Tout d’abord, wow, quel design intéressant. Je veux dire qu’il y a la gamme habituelle de boutons et de curseurs, mais j’aime vraiment la façon dont le panneau avant s’écoule dans le clavier et cette couleur étrange rappelle en quelque sorte le Korg MS2000. FM est généralement associé à la couleur verte en raison de l’utilisation de la gamme Yamaha DX qui a d’abord amené FM sur nous, donc c’est probablement un clin d’œil à cela.

FM modifié

C’est notre expérience avec FM dans des synthés comme le DX7 qui le rend très complexe. Il n’est pas nécessaire que ce soit et Korg espère que ce synthé l’ouvrira à de nouvelles idées et à de nouveaux aventuriers. La complexité vient du nombre de variables avec lesquelles vous devez jouer, mais en fin de compte, vous avez affaire à des oscillateurs et des modulateurs, donc il n’y a rien à peur.

L’OPSIX est un synthétiseur FM à six opérateurs qui vous permet de mélanger facilement les opérateurs et réinventer les blocs de construction derrière la synthèse. Il a une diversité de formes d’onde et de modes d’opérateur qui dépassent la forme traditionnelle de FM. Il a un filtre avec 11 modèles, qui apporte une sensation et une ambiance familières et l’ensemble du package a un moyen de calmer la complexité afin de trouver des avenues intuitives de l’exploration sonore.

Les contrôles sont assez innovants. Les 6 boutons représentant les opérateurs changent de couleur selon qu’ils sont un transporteur ou un modulateur afin que vous puissiez voir instantanément la relation entre eux. Cela se reflète également dans les tours où vous pouvez mélanger les niveaux de chaque opérateur comme des tirages sur un organe.

Cela ressemble à une exploration trop amusante et créative, c’est FM Dammit, où sont les pages d’une affectation de valeur complexe? Korg a enveloppé les détails plus profonds dans une combinaison d’affichage d’écran et 6 boutons de données qui le gardaient sur la surface autant que possible tout en donnant un accès complet à chaque paramètre.

Modes d’opérateur multiples

Korg repousse les limites avec 5 modes d’opérateurs différents FM, modulation en anneau, filtre, filtre FM et Folder Wave. Vous avez ensuite une large sélection de 21 formes d’onde à choisir et 40 algorithmes prédéfinis. Comment Korg parvient-il à le rendre plus simple tout en élargissant la palette tonale et en rendant le tout plus grand et plus intéressant?

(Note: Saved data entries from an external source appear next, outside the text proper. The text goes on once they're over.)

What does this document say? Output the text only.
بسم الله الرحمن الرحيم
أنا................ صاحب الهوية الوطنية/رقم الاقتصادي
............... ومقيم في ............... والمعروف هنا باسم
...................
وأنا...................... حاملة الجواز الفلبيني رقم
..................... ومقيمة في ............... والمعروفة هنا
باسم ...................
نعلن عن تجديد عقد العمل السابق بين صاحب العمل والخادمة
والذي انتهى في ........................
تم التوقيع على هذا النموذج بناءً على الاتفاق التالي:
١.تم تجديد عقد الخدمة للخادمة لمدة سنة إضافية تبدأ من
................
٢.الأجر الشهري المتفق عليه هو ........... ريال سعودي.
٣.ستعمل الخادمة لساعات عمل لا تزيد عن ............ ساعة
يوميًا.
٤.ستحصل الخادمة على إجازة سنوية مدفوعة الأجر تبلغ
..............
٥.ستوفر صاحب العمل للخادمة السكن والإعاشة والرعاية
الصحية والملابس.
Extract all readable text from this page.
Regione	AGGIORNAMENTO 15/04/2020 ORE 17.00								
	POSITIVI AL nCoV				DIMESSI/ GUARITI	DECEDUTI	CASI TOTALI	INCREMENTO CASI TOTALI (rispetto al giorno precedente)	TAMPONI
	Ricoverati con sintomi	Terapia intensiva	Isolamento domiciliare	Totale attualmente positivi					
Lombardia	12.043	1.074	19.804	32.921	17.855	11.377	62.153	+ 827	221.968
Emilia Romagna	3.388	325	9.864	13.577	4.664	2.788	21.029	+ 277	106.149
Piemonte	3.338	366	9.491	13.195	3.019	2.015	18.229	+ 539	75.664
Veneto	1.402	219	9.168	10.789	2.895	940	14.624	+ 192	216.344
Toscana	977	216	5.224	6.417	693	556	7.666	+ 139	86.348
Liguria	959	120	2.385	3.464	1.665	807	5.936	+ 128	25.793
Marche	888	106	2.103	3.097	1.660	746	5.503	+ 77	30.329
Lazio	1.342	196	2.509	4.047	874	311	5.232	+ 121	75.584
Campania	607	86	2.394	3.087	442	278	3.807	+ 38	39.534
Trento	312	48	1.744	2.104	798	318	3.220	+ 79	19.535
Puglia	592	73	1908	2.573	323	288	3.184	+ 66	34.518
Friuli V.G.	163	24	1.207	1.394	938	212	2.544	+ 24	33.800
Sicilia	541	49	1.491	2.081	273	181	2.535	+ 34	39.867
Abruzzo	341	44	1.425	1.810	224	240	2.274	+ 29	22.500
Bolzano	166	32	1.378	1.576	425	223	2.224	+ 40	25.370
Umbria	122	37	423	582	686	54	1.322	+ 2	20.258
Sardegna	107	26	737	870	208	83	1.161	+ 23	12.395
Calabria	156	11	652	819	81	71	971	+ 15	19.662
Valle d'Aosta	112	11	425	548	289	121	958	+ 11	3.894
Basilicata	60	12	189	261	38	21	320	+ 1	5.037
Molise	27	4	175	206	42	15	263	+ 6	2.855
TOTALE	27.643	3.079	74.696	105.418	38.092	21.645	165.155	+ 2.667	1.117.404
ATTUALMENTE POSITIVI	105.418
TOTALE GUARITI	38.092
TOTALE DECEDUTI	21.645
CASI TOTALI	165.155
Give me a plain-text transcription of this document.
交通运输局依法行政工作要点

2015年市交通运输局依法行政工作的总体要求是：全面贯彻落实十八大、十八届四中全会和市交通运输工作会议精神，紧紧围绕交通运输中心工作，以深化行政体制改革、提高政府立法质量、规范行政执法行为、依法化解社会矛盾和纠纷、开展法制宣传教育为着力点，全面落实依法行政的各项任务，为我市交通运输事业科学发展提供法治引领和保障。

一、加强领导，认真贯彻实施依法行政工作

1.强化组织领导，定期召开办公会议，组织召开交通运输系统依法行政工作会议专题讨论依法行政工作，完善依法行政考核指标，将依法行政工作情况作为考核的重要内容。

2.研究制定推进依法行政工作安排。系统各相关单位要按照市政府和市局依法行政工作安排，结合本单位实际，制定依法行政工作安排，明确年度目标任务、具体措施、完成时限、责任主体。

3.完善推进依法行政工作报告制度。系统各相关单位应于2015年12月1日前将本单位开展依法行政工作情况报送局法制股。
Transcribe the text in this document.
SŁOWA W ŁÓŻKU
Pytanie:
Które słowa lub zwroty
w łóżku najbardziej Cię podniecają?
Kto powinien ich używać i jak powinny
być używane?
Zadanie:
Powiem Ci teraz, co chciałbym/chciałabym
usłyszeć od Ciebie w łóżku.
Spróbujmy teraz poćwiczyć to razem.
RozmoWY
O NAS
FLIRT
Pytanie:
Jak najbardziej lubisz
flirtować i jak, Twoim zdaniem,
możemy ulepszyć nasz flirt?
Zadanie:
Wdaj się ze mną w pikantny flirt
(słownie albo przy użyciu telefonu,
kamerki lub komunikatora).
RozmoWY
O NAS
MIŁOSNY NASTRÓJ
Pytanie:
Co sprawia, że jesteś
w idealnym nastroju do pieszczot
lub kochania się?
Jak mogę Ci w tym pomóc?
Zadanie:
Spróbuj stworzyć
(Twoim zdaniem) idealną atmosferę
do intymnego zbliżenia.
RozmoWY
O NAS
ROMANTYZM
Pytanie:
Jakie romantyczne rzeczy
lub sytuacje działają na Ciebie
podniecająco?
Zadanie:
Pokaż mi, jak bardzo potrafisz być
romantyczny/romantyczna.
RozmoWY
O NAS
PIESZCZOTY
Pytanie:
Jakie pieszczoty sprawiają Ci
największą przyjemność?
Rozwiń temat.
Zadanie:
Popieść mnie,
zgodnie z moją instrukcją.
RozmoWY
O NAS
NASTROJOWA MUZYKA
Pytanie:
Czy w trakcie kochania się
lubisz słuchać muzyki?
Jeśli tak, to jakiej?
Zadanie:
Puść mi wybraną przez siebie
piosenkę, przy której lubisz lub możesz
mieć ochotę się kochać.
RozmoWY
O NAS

Pour la modulation, vous avez 3 enveloppes, 3 LFO avec 23 formes d’onde et 12 patchs virtuels pour le routage complexe et la recherche de voies de mouvement. Et puis à la fin de la chaîne, vous un rack de 30 effets pour donner tout, du vernis à la destruction.

Fuite de Korg Opsix

Et il y a plus comme le séquenceur polyphonique et l’enregistreur de mouvement du Minilogue XD, le bouton randomisé pour la satisfaction instantanée des patchs (ou catastrophe), un analyseur de spectre et un oscilloscope et des transitions sonores lisses.

Opsix pour la victoire?

Beaucoup de gens seront sans aucun doute déçus par le fait que ce n’est pas un énorme synthétiseur de taille DX7, comme celui que nous avons vu au NAMM. J’imagine que cette machine compacte s’intégrera dans de nombreux espaces créatifs plus qu’un instrument de taille normale grosse. À 799 €, cela le rend un peu plus cher que le Festate, mais toujours une grande valeur pour un synthétiseur aussi profond et intéressant. Consultez les vidéos ci-dessous pour des prises différentes de l’OPSIX.